Saturday, January 17, 2015

Robert Frost and Working Dogs


Teddy Moritz sent me two very nice photos of one of her young working dachhunds, HedgeThreader von Moritz.

Hedge is 13 months old and won her AKC Field Champion title in four field trials, earning four firsts, two best Open and one Absolute. No surprise here!


I think Teddy and I first met 25 years ago or so. Back then she had been at least 20 years into working terriers (more?) starting off as a very young girl with a mini-bull that insisted it had things to do underground.

Teddy has seen every kind of working terrier there is, and she figured out, a long time ago, that size matters in the field, and that bigger is not better. 

Today she digs on groundhogs, red fox, gray fox, possum, raccoon, and she hawks her ass off in season. And did I mention she has lurchers from David Hancock? That too.

So Teddy knows.

She writes about Thread:
Of course I have been working her on rabbits her entire life and the second photo shows the results. She's a valuable member of the team this winter. She weighs six and a half pounds and has an 11 and a half inch chest. Wherever the rabbit goes, Hedge is not far behind.

Just wanted to share this because of your reposting of the Border Terrier spanning blog. Any dachshund with a 14- inch chest is not going to get into tight spots and get rabbits out where I hawk.

She already began working varmints this fall, possum, coon and groundhog but I won't get serious with that kind of work for her until this spring. For now she's a rabbit hunting machine.
Another short exchange with Richard Reynolds on Facebook (it's been at least 15 years since I have seen him!) reminded me of a poem about hunters and walls. It's not germane to how Teddy, Richard, or myself treat any farm land, but it's still a nice read on a cold winter's morning and not entirely unsuited to the topic of dogs and dog size. And had I remembered that this poem was about dogs getting into holes?
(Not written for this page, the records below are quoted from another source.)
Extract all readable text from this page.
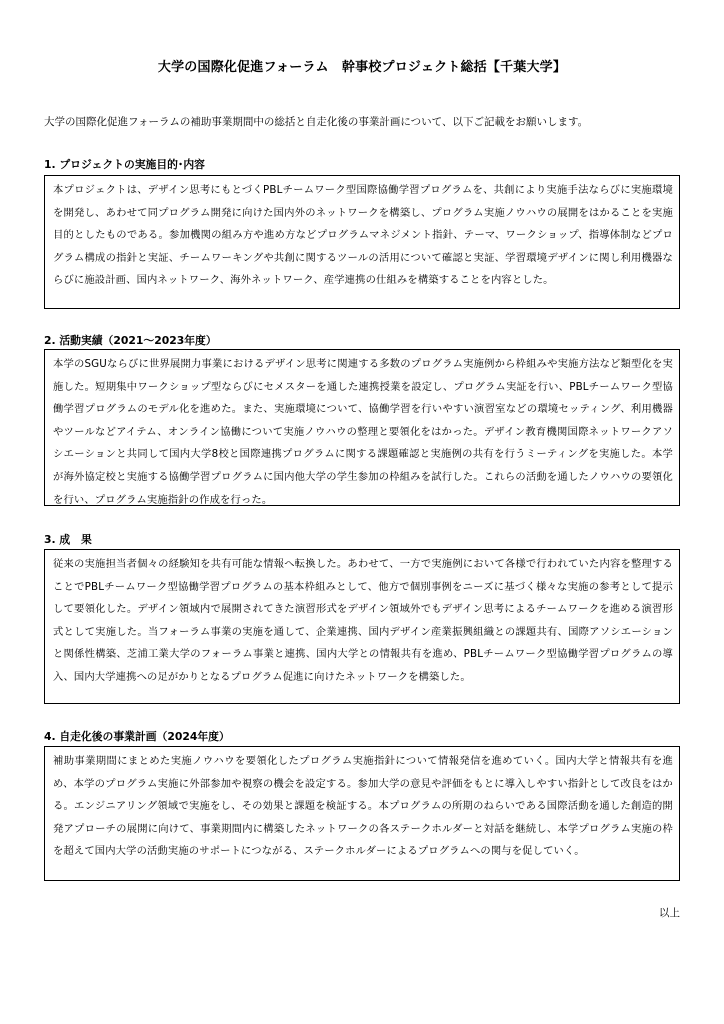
大学の国際化促進フォーラム　幹事校プロジェクト総括【千葉大学】
大学の国際化促進フォーラムの補助事業期間中の総括と自走化後の事業計画について、以下ご記載をお願いします。
1. プロジェクトの実施目的･内容
本プロジェクトは、デザイン思考にもとづくPBLチームワーク型国際協働学習プログラムを、共創により実施手法ならびに実施環境を開発し、あわせて同プログラム開発に向けた国内外のネットワークを構築し、プログラム実施ノウハウの展開をはかることを実施目的としたものである。参加機関の組み方や進め方などプログラムマネジメント指針、テーマ、ワークショップ、指導体制などプログラム構成の指針と実証、チームワーキングや共創に関するツールの活用について確認と実証、学習環境デザインに関し利用機器ならびに施設計画、国内ネットワーク、海外ネットワーク、産学連携の仕組みを構築することを内容とした。
2. 活動実績（2021～2023年度）
本学のSGUならびに世界展開力事業におけるデザイン思考に関連する多数のプログラム実施例から枠組みや実施方法など類型化を実施した。短期集中ワークショップ型ならびにセメスターを通した連携授業を設定し、プログラム実証を行い、PBLチームワーク型協働学習プログラムのモデル化を進めた。また、実施環境について、協働学習を行いやすい演習室などの環境セッティング、利用機器やツールなどアイテム、オンライン協働について実施ノウハウの整理と要領化をはかった。デザイン教育機関国際ネットワークアソシエーションと共同して国内大学8校と国際連携プログラムに関する課題確認と実施例の共有を行うミーティングを実施した。本学が海外協定校と実施する協働学習プログラムに国内他大学の学生参加の枠組みを試行した。これらの活動を通したノウハウの要領化を行い、プログラム実施指針の作成を行った。
3. 成　果
従来の実施担当者個々の経験知を共有可能な情報へ転換した。あわせて、一方で実施例において各様で行われていた内容を整理することでPBLチームワーク型協働学習プログラムの基本枠組みとして、他方で個別事例をニーズに基づく様々な実施の参考として提示して要領化した。デザイン領域内で展開されてきた演習形式をデザイン領域外でもデザイン思考によるチームワークを進める演習形式として実施した。当フォーラム事業の実施を通して、企業連携、国内デザイン産業振興組織との課題共有、国際アソシエーションと関係性構築、芝浦工業大学のフォーラム事業と連携、国内大学との情報共有を進め、PBLチームワーク型協働学習プログラムの導入、国内大学連携への足がかりとなるプログラム促進に向けたネットワークを構築した。
4. 自走化後の事業計画（2024年度）
補助事業期間にまとめた実施ノウハウを要領化したプログラム実施指針について情報発信を進めていく。国内大学と情報共有を進め、本学のプログラム実施に外部参加や視察の機会を設定する。参加大学の意見や評価をもとに導入しやすい指針として改良をはかる。エンジニアリング領域で実施をし、その効果と課題を検証する。本プログラムの所期のねらいである国際活動を通した創造的開発アプローチの展開に向けて、事業期間内に構築したネットワークの各ステークホルダーと対話を継続し、本学プログラム実施の枠を超えて国内大学の活動実施のサポートにつながる、ステークホルダーによるプログラムへの関与を促していく。
以上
I had not!
MENDING WALL
Something there is that doesn't love a wall,
That sends the frozen-ground-swell under it,
And spills the upper boulders in the sun,
And makes gaps even two can pass abreast.
The work of hunters is another thing:
I have come after them and made repair
Where they have left not one stone on a stone,
But they would have the rabbit out of hiding,
To please the yelping dogs. The gaps I mean,
No one has seen them made or heard them made,
But at spring mending-time we find them there.
I let my neighbor know beyond the hill;
And on a day we meet to walk the line
And set the wall between us once again.
We keep the wall between us as we go.
To each the boulders that have fallen to each.
And some are loaves and some so nearly balls
We have to use a spell to make them balance:
'Stay where you are until our backs are turned!'
We wear our fingers rough with handling them.
Oh, just another kind of out-door game,
One on a side. It comes to little more:
There where it is we do not need the wall:
He is all pine and I am apple orchard.
My apple trees will never get across
And eat the cones under his pines, I tell him.
He only says, 'Good fences make good neighbors'.
Spring is the mischief in me, and I wonder
If I could put a notion in his head:
'Why do they make good neighbors? Isn't it
Where there are cows?
But here there are no cows.
Before I built a wall I'd ask to know
What I was walling in or walling out,
And to whom I was like to give offence.
Something there is that doesn't love a wall,
That wants it down.' I could say 'Elves' to him,
But it's not elves exactly, and I'd rather
He said it for himself. I see him there
Bringing a stone grasped firmly by the top
In each hand, like an old-stone savage armed.
He moves in darkness as it seems to me~
Not of woods only and the shade of trees.
He will not go behind his father's saying,
And he likes having thought of it so well
He says again, "Good fences make good neighbors."

1 comment:

Rick said...

The poem "The Wall" reminds me of a meeting with our next door neighbor at the property line, where we wanted to extend a fence. This was in Calistoga, CA, at the northern end of the Napa Valley, where the valley floor met the surrounding hills. 250 years earlier, the Spanish had made a large pile of stones, about the size of a small car, to mark the extent of what they called the "Carne Humana." In the 20th century, US government surveyors had set a metal rod in the middle of this pile of stones to mark the exact point. From this marker we extended our barbed wire cattle fence up into the hills.